Continuous Heart Rate Variability Estimation From PPG via State-Space Modeling
IEEE TBME 2026Abstract
Methods: We propose a multimodal framework that combines encoders for PPG, inertial measurements, and temperature signals with a learnable state-space model for inter-beat inference. The state-space dynamics adapt to non-linear changes and PAT-related shifts. A trust gate uses predicted uncertainty to down-weight corrupted intervals.
Results: Using a single model configuration across three public datasets (DaLiA, WildPPG, BIDMC), our method consistently improves inter-beat interval accuracy and HRV indices compared to prior work. For SDNN, we reduce error by up to 80\% relative to traditional peak detection, while improving agreement with ECG-derived references.
Conclusion: Uncertainty-aware multimodal observations with an adaptive state-space model (SSM) yield robust HRV estimation under real-world artifacts.

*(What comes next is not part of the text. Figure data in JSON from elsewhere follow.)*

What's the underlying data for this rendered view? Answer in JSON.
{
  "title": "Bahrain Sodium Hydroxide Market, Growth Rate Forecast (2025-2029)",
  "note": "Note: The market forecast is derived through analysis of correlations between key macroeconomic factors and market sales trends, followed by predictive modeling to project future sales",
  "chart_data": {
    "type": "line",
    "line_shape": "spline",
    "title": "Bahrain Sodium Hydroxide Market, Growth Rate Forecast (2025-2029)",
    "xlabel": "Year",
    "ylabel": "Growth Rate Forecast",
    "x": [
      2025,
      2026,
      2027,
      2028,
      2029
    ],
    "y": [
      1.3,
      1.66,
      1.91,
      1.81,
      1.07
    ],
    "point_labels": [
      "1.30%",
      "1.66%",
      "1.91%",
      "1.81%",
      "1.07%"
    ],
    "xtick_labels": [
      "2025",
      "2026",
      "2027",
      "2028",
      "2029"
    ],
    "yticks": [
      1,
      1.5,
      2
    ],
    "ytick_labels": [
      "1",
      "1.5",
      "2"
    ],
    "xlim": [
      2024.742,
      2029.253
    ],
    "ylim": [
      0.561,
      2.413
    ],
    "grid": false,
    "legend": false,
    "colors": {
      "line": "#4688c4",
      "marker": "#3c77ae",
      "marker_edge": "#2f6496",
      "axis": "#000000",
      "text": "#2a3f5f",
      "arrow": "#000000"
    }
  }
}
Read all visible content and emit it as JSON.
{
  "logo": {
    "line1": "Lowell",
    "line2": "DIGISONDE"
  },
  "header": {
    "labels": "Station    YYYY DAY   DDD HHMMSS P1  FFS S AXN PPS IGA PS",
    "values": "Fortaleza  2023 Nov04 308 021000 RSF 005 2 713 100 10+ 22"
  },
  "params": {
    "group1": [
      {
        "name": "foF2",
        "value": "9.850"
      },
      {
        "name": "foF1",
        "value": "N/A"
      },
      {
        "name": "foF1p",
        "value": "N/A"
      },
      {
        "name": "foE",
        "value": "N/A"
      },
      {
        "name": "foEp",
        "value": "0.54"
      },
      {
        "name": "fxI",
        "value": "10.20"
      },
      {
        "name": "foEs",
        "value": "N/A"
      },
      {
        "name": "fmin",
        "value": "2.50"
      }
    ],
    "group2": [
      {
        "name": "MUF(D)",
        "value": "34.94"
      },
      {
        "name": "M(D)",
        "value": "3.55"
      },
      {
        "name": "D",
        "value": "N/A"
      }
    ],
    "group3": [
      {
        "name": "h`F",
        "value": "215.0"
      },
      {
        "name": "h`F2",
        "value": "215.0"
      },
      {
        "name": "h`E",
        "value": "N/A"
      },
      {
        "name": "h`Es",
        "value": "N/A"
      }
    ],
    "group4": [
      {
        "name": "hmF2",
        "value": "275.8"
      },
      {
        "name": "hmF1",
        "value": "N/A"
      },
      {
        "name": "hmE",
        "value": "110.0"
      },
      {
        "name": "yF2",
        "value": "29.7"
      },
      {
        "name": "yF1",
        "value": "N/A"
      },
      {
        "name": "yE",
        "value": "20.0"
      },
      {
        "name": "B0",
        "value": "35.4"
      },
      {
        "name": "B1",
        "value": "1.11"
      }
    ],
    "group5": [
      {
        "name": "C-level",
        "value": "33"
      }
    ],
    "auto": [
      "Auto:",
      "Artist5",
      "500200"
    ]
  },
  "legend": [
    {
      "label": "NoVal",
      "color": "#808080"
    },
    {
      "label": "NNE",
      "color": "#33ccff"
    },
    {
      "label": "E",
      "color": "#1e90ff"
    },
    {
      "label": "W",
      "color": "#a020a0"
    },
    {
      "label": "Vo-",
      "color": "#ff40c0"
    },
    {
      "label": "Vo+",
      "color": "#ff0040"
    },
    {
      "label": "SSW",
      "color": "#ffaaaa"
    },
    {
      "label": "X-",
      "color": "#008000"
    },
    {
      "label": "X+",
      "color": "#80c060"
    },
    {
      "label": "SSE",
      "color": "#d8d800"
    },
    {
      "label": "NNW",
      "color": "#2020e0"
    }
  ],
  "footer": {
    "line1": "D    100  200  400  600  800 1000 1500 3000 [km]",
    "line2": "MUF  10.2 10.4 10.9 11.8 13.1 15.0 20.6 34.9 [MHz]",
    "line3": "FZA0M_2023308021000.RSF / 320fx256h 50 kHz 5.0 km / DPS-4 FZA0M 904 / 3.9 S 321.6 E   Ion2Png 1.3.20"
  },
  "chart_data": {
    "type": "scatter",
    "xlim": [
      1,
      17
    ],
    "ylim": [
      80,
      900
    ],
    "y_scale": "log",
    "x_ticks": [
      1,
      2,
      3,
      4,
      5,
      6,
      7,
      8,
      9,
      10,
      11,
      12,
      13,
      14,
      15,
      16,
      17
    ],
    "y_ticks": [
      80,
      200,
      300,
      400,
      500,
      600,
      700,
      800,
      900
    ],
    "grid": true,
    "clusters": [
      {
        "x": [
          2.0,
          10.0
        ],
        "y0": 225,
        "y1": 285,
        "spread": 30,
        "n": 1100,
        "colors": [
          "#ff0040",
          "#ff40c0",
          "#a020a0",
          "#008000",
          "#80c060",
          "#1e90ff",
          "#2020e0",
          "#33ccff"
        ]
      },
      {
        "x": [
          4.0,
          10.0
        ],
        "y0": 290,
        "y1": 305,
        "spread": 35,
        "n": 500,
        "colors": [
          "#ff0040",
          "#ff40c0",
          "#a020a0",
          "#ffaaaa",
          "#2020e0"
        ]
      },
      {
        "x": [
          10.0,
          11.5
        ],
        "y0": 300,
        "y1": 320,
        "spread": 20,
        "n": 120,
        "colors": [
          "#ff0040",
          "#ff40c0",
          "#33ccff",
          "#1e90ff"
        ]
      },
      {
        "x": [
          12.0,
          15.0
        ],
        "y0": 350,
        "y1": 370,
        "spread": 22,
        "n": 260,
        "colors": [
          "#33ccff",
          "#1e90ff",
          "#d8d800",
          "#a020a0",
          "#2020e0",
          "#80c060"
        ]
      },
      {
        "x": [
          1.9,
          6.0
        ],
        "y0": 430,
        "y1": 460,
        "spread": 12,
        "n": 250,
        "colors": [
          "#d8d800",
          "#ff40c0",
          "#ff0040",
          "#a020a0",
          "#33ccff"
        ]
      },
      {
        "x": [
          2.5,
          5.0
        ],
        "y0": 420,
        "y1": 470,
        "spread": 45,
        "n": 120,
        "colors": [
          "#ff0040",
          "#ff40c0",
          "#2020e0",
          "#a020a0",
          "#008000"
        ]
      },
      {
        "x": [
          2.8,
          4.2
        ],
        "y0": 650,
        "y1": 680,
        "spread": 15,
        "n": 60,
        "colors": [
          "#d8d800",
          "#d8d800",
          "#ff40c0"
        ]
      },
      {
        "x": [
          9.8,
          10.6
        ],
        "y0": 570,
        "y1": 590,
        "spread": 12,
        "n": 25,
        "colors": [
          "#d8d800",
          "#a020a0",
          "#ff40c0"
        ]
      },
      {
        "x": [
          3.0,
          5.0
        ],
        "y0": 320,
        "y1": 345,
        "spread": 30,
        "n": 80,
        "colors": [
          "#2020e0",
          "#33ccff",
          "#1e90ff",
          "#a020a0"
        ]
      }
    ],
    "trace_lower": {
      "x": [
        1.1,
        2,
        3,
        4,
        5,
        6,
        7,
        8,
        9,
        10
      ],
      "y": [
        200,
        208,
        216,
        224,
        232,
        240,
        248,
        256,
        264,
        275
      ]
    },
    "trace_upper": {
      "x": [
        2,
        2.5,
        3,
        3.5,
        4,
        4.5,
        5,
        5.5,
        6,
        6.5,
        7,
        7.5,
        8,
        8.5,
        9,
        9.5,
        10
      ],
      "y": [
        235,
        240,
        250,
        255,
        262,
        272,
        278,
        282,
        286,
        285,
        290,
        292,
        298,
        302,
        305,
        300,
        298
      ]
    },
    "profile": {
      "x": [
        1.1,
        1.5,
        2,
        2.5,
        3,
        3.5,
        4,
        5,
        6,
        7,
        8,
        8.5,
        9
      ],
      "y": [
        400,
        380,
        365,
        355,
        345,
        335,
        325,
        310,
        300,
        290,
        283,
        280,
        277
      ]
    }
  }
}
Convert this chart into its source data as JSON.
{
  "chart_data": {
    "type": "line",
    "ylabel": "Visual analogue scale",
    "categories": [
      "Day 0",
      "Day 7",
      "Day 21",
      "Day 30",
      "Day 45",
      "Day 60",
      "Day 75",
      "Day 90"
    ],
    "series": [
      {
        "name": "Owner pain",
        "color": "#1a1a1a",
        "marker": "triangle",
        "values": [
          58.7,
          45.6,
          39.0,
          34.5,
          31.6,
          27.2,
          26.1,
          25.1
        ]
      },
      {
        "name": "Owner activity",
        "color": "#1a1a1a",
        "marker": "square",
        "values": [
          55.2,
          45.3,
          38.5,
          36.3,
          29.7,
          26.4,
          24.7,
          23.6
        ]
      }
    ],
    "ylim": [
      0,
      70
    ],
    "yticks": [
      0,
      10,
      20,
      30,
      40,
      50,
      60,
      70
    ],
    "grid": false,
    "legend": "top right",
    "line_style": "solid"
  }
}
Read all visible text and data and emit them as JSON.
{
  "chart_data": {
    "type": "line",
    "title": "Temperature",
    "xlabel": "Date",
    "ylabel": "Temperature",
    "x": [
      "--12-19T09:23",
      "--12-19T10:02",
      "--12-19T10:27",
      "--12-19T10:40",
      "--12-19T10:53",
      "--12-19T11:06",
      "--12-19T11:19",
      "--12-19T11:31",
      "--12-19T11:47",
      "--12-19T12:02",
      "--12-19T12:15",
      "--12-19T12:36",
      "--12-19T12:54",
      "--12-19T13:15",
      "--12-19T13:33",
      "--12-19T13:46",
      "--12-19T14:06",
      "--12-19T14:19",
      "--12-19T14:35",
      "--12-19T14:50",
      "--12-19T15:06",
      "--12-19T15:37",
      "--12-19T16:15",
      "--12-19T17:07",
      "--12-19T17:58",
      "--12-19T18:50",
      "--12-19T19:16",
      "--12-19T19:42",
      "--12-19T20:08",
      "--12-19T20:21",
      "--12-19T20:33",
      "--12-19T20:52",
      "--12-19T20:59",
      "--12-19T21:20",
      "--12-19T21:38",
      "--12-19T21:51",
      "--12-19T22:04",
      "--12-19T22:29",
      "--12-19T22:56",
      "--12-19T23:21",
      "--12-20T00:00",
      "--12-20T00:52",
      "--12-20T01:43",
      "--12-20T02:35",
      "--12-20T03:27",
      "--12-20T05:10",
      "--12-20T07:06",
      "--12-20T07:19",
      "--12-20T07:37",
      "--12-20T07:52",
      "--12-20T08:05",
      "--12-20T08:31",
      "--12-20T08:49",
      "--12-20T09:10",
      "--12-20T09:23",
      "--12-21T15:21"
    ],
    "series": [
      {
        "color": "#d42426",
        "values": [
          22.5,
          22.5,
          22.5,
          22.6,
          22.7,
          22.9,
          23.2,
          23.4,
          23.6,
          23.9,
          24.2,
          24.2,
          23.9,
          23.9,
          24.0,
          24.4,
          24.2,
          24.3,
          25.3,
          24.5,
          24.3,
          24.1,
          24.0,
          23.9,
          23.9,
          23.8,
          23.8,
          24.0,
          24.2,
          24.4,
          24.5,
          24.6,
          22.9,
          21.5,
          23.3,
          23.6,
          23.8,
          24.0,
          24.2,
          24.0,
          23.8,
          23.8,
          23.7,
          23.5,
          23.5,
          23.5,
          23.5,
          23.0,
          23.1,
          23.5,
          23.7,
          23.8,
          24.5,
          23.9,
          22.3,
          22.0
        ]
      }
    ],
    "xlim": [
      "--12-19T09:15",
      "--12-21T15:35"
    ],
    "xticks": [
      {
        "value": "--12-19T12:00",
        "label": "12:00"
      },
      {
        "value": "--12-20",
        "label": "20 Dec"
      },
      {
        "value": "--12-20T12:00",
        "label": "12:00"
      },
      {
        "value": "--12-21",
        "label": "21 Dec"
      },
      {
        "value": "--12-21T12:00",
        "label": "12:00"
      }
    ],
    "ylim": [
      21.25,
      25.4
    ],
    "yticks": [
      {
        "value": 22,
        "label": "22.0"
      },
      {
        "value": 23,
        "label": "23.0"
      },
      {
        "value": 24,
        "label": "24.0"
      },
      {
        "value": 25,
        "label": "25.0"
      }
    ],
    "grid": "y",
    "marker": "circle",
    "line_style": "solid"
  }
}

Significance: Our method enables robust HRV monitoring in realistic settings from common wearable sensors and provides strong baselines and results to support research and future applications.
Reference
Berken Utku Demirel and Christian Holz. Continuous Heart Rate Variability Estimation From PPG via State-Space Modeling. In Transactions on Biomedical Engineering 2026 (IEEE TBME).